In mijn blog van 9 april liet ik weten in ieder geval nog een deel 3 te schrijven, omdat er nog twee mythes onbesproken waren gebleven. Ook wil ik nog wat beschouwelijke ideeën ter afsluiting toevoegen.
Mythe 3 is volgens het artikel van Daphne van Paassen: Moeders zijn lastige werknemers.
Dat zou dan komen door regelmatige afwezigheid vanwege zieke kinderen, te laat binnenkomen en vroeger weggaan vanwege de crèche.
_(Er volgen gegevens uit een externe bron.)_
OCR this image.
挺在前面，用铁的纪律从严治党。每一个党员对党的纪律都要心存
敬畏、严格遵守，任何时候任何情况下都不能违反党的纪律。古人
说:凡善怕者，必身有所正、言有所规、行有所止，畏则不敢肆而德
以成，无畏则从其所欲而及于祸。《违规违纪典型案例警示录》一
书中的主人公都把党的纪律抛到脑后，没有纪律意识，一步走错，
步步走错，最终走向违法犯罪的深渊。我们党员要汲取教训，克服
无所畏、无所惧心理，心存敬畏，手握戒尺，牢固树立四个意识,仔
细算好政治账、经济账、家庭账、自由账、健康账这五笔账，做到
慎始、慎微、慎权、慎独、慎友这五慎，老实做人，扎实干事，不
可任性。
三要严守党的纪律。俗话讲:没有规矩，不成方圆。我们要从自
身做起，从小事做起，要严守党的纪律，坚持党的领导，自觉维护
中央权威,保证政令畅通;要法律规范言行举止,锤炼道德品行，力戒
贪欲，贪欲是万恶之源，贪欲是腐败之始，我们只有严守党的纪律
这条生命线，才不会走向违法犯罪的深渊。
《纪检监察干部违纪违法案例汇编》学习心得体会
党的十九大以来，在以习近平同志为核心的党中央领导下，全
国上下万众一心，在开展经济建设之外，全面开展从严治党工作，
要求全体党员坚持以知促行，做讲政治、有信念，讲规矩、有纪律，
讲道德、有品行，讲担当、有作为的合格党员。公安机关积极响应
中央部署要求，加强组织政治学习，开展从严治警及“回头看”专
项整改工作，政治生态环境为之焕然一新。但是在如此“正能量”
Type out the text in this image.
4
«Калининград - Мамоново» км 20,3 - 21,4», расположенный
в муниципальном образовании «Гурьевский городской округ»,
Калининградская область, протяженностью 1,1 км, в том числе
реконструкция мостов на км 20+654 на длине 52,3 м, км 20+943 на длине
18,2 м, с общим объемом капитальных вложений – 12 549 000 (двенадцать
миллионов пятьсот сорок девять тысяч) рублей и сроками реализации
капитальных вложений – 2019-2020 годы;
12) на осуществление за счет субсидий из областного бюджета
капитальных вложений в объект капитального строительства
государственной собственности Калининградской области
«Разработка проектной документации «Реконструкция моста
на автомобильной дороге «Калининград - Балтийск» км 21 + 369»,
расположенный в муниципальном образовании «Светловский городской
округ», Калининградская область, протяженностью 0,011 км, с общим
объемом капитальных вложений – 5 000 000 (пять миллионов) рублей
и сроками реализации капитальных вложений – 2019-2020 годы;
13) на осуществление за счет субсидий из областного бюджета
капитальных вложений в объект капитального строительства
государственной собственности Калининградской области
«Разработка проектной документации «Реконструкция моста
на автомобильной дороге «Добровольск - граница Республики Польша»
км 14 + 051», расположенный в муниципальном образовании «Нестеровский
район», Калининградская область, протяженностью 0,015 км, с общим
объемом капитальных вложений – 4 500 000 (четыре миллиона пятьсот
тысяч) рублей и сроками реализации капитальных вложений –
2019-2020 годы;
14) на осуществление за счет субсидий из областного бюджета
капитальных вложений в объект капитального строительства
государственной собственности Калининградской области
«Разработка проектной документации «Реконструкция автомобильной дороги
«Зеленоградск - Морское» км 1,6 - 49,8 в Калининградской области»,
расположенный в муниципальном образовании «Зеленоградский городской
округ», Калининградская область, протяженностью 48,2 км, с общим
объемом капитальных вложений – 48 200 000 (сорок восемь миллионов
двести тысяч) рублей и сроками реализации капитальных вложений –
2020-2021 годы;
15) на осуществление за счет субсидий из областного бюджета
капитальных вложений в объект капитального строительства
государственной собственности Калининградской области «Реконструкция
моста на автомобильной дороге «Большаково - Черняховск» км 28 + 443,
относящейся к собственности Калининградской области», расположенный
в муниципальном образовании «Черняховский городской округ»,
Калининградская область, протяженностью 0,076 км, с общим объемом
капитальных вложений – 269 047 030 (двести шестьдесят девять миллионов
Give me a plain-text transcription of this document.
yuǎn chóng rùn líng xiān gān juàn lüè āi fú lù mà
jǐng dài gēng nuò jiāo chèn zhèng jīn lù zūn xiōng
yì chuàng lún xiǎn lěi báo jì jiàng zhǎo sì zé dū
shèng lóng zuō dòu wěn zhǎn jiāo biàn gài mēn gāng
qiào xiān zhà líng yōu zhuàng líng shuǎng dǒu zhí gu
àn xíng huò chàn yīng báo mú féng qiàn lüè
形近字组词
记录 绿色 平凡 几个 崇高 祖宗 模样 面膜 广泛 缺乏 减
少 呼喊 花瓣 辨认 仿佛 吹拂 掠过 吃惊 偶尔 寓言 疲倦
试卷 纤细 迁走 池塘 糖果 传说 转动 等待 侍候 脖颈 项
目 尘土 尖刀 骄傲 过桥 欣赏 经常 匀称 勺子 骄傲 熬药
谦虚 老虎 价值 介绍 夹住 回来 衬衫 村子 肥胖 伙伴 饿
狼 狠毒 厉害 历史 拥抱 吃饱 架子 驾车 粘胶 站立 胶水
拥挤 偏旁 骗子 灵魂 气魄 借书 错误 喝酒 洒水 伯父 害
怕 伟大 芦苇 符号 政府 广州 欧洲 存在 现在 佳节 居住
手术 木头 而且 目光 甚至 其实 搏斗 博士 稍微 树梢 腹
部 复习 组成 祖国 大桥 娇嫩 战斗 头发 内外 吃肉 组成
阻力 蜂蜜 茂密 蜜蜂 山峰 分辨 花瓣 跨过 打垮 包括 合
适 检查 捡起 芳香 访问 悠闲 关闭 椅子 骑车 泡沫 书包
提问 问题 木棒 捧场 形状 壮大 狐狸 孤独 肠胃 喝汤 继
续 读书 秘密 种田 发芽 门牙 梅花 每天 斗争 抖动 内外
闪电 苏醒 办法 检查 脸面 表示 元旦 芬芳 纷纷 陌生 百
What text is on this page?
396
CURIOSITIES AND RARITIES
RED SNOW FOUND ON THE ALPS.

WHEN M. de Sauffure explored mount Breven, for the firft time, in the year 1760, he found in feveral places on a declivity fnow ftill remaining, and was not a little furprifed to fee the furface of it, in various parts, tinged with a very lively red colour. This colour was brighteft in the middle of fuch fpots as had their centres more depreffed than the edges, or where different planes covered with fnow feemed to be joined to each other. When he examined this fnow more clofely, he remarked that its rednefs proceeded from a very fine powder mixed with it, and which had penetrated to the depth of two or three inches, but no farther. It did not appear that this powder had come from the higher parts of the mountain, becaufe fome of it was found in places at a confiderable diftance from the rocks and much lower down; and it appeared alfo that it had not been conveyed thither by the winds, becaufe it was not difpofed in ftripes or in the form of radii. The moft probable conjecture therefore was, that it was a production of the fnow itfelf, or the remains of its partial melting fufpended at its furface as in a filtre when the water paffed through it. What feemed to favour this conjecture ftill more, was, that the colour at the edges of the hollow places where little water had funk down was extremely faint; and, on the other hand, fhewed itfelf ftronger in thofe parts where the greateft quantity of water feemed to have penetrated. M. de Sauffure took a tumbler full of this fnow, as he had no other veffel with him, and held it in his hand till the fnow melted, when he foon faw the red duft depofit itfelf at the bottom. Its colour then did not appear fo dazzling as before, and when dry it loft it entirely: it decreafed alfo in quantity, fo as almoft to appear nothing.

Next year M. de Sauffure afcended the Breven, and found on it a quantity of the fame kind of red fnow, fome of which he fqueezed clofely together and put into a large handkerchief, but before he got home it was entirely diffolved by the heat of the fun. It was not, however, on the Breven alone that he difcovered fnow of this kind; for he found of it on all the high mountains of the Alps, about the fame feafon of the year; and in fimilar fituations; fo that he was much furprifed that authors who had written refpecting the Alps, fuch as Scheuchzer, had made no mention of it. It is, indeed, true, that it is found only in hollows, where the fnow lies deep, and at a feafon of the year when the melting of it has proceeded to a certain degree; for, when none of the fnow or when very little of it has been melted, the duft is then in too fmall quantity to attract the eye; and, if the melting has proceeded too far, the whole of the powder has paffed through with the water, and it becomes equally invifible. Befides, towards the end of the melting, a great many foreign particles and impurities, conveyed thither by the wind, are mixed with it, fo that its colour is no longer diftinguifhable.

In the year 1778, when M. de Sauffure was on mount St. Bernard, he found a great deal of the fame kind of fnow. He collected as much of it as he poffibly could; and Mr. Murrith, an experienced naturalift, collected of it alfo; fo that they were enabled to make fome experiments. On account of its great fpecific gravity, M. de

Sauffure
De mythe valt niet goed te onderbouwen en niet goed te ontkrachten, is de conclusie, want er is geen gedegen onderzoek dat één van beide stellingen steunt.
Mythe 4 luidt: 'Werkende’ moeders doen niets op school.
(Net als de vorige keer zijn de enkele aanhalingstekens van mij, omdat ik de term ‘werken’ een zeer onduidelijke vind.)
De schrijfster beklaagt zich over de vele taken die ouders vanuit school opgedragen krijgen, zoals rijden voor een schaatsevenement, knutselen voor het afscheid van een klasgenoot of thuis de tafels oefenen met hun kind, omdat de rekentoets slecht is gemaakt. Ze stelt voor dat het oefenen in de plaats komt van schaatsen met de klas of in plaats van de viering van het afscheid van de klasgenoot.
De tirade vervolgt met de term ‘mommy wars’, waarbij “de moeders met kleine banen die hun ambities maar nauwelijks in hun werk kwijt lijken te kunnen,” zich op school verdienstelijk maken in allerlei commissies. Zou het mogelijk zijn dat deze moeders bewust voor een betaalde deeltijdbaan kiezen, zodat ze hun andere, onbetaalde baan (het opvoeden van hun kinderen en het begeleiden van schoolevenementen) óók kunnen uitoefenen?
Ik kan me nog een schoolreisje van één van onze kinderen herinneren, waarbij een vader in gesprek was met een andere wachtende moeder. Hij liet omstandig weten hoe belachelijk hij het vele vrijwilligerswerk vond: als je iets deed wat van belang was, dan moest je je ervoor laten betalen en anders moest je het niet doen. Realiseerde hij zich dat zijn kind op schoolreisje kon gaan omdat ándere ouders wel tijd hadden vrijgemaakt om de klas te begeleiden…?
Zijn die uitjes die met school worden gemaakt, werkelijk zo onnuttig als de schrijfster stelt…?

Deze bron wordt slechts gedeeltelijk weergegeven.